The comment I made above is why I’m very hesitant about the upcoming Fantastic Four movie and particular the casting of Michael B. Jordan as Johnny Storm. The reason the African-American depiction of the Nick Fury in the Marvel Cinematic Universe was successful is due to two reasons. Firstly, Samuel L. Jackson did a fantastic job as an actor and represented the character of Nick Fury very well. The second reason is that there was already a prominent African-American depiction of Nick Fury in the comics which stopped fans from crying that this was unfounded. To reiterate what I said earlier, superhero movies exist to bring to the big screen something that we already love.
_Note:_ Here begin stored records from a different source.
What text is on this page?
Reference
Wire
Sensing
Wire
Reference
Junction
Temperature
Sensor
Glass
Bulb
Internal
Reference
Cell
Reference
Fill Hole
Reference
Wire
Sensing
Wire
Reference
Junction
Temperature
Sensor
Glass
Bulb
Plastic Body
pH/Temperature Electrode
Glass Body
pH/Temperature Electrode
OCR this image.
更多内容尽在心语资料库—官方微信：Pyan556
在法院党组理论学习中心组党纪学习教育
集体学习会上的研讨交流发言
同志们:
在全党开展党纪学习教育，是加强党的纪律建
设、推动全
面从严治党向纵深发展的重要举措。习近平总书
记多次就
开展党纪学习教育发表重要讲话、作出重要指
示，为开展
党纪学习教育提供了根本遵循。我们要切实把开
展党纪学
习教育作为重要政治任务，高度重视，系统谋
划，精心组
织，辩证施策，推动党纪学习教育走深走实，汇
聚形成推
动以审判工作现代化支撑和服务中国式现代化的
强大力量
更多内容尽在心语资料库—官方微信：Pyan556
If you want to change the race of a character when you cast your actor and avoid the repercussions and angry fanboys, then the actor has to do a phenomenal job or there has to be a POPULAR precedent of the character being the race of that actor.
While Nick Fury is a great illustration of a character with African-American and Caucasian versions, since that is his only identity he differs from the average hero and villain. The important area of race I want to address is the difference between the secret identity and the superhero. Just because every Steve Rogers has been Captain America and every Peter Parker has been Spider-Man, does not mean every Captain America has been Steve Rogers and every Spider-Man has been Peter Parker. Too many people only watch the superhero media and don’t read any comics, they don’t know the numerous possibilities and different realities present within the comics the shows and movies are based on. Very often a character may die but another character will take up the superhero mantle. This is the crux of where race really does and does not matter: race matters in the secret identity of a character but not in the superhero mantle. Any character can take up a superhero’s costume and name, but what makes each one of them different is the personality behind it. This is why race matters in the area of the secret identity because race is an essential part of someone’s personality. That does not mean two people cannot act the same if one is Asian and one is Hispanic (the two versions of Nick Fury were nearly identical in the comics) but rather personality is not just internal. External factors of how others treat them and what they may have had to endure growing up because of their skin or nationality will impact how they mature and play a part in their personality most definitely. Here are some examples with prominent superheroes of how to handle race:
The most popular secret identity behind Spider-Man is Peter Parker, a white and nerdy science student. To cast a non-Caucasian actor as Peter Parker would be risky and probably not turn out as well. However, if a director wishes to cast Spider-Man with an African-American actor, there is a popular version of Spider-Man in the comics known as Miles Morales which would work well. However, great acting is still necessary.
As with Spider-Man, Steve Rogers is the most well-known Captain America. Though recently in the comics, the African-American superhero Falcon (secret identity, Sam Wilson) took up the mantle after Rogers’ death. Thus, this is another avenue for casting for directors. Just having an African American play Steve Rogers would not work especially in this case because Captain America originally was in the 1940s which treated whites and minorities very differently.
Whereas the previous two examples focused on heroes with popular Caucasian identities, the Black Panther is a well-known superhero with a usually African identity: T’Challa. If a non-black actor was cast as T’Challa, this would probably cause a media uproar. However, if the director still thought a particular non-black actor was the best fit, he could make up a story line where some stepson of T’Challa or another superhero took up the Black Panther mantle. While it is not an established storyline from the comics and it probably would not take off in the box office, it still is a better method than casting T’Challa as white.
In summation, race is a part of anyone’s personality and to change a character’s personality, while within the creative license of directors, is to open the possibility of not doing a character justice and facing the repercussions. However, a change in race may not be the deciding factor of how well a movie does, it could be horrible acting or plot moving. We must learn to be more critical and analytical, learn to recognize when race actually matters and when it does not, and learn to appreciate when something works or when it does not despite how accurate or not it is to the comics.